Cabeus stands out, indicating that there’s likely more to accumulating large quantities of water — and other materials — than just frigid temperatures.  

“I think the best model right now, given the compounds we see, is that the Cabeus site is actually a comet impact site,” Colaprete said.  

That’s not to suggest that volatiles don’t migrate around the moon and get trapped in the bottom of permanently shadowed craters. That’s likely happening, too, Colaprete said. But that background process likely can’t fully explain Cabeus.  

“It seems to suggest that our old thinking about this kind of uniform emplacement of water over a billion years is only a part — and maybe a minor part — of the story when it comes to these pockets of high concentrations,” Colaprete said.  

Going to the moon?  

The high concentration of water ice at the bottom of Cabeus is good news for anyone pushing for bases at the moon’s poles.  

Future moon-dwellers could conceivably mine such large quantities of ice efficiently. They could it process it into its constituent hydrogen and oxygen, prime ingredients of rocket fuel. And they could melt the ice down and drink it — provided they remove some of the nasty stuff, like mercury.  
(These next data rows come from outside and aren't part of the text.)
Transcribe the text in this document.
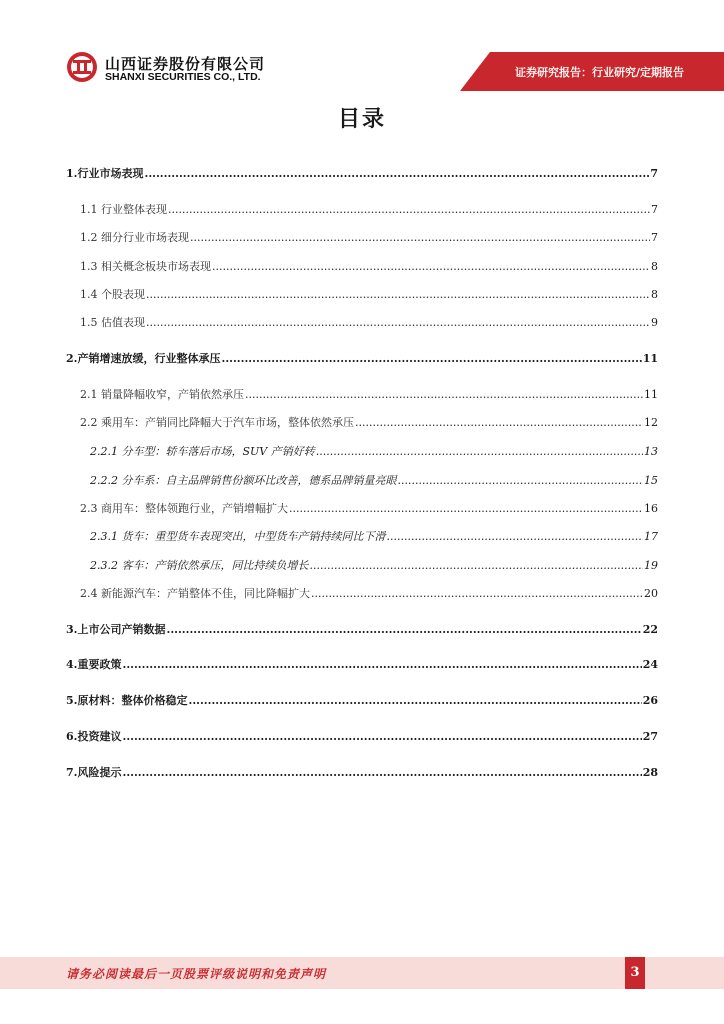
山西证券股份有限公司
SHANXI SECURITIES CO., LTD.	证券研究报告：行业研究/定期报告
目录
1.行业市场表现 .....	7
1.1 行业整体表现 .....	7
1.2 细分行业市场表现 .....	7
1.3 相关概念板块市场表现 .....	8
1.4 个股表现 .....	8
1.5 估值表现 .....	9
2.产销增速放缓，行业整体承压 .....	11
2.1 销量降幅收窄，产销依然承压 .....	11
2.2 乘用车：产销同比降幅大于汽车市场，整体依然承压 .....	12
2.2.1 分车型：轿车落后市场，SUV 产销好转 .....	13
2.2.2 分车系：自主品牌销售份额环比改善，德系品牌销量亮眼 .....	15
2.3 商用车：整体领跑行业，产销增幅扩大 .....	16
2.3.1 货车：重型货车表现突出，中型货车产销持续同比下滑 .....	17
2.3.2 客车：产销依然承压，同比持续负增长 .....	19
2.4 新能源汽车：产销整体不佳，同比降幅扩大 .....	20
3.上市公司产销数据 .....	22
4.重要政策 .....	24
5.原材料：整体价格稳定 .....	26
6.投资建议 .....	27
7.风险提示 .....	28
请务必阅读最后一页股票评级说明和免责声明	3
Some of the other compounds found in the crater — such as elemental hydrogen, methane and ammonia— could be useful, too, according to Colaprete.  

“These places are definitely resource-rich and suggest that they would be advantageous to use for producing resources, if it ever came to that,” Colaprete said.  

There’s no reason to think Cabeus is an anomaly, Colaprete said. There could be other super-enriched sites like it at both the north and south poles.  

And the poles more generally could harbor a lot of water ice, according to the new research. Modeling results support the possibility that there may be large regions of lunar “permafrost,” where relatively accessible ice could be trapped below the surface, even in warmer spots that see the sun occasionally.  

And that’s a good thing, because Cabeus itself may not be the ideal site for a lunar base.  

For one thing, the floor of the crater is in permanent shadow and incredibly cold. It’s tough to design equipment that can operate at temperatures of minus 387 degrees Fahrenheit (minus 233 Celsius)–and that equipment likely can’t be solar-powered.  

Also, the findings suggest that all those volatile compounds form a soft, frosty layer on the Cabeus floor that could bog down rovers or landers. When the Centaur hit, LCROSS measured a 0.3 second delay until a big heat flash resulted.  

That’s a very long lag, especially considering that the rocket was moving at 5,580 mph (9,000 kph). The result suggests that the soil is very porous, perhaps almost fluffy.  

“If we had hit rock, that flash would have happened almost instantaneously,” Colaprete said.  

Sacrificing itself for science   

The $79 million LCROSS mission wasn’t the first to find water on the moon — three other spacecraft had previously detected evidence of water ice on the lunar surface, a finding announced just a few weeks before LCROSS’ kamikaze plunge.  

But the LCROSS mission is yielding new insights that should change how researchers think about the moon, according to Colaprete. That means the spacecraft’s sacrifice was worth it.  

“We went out with a bang,” Colaprete said, “and the return has just been phenomenal.”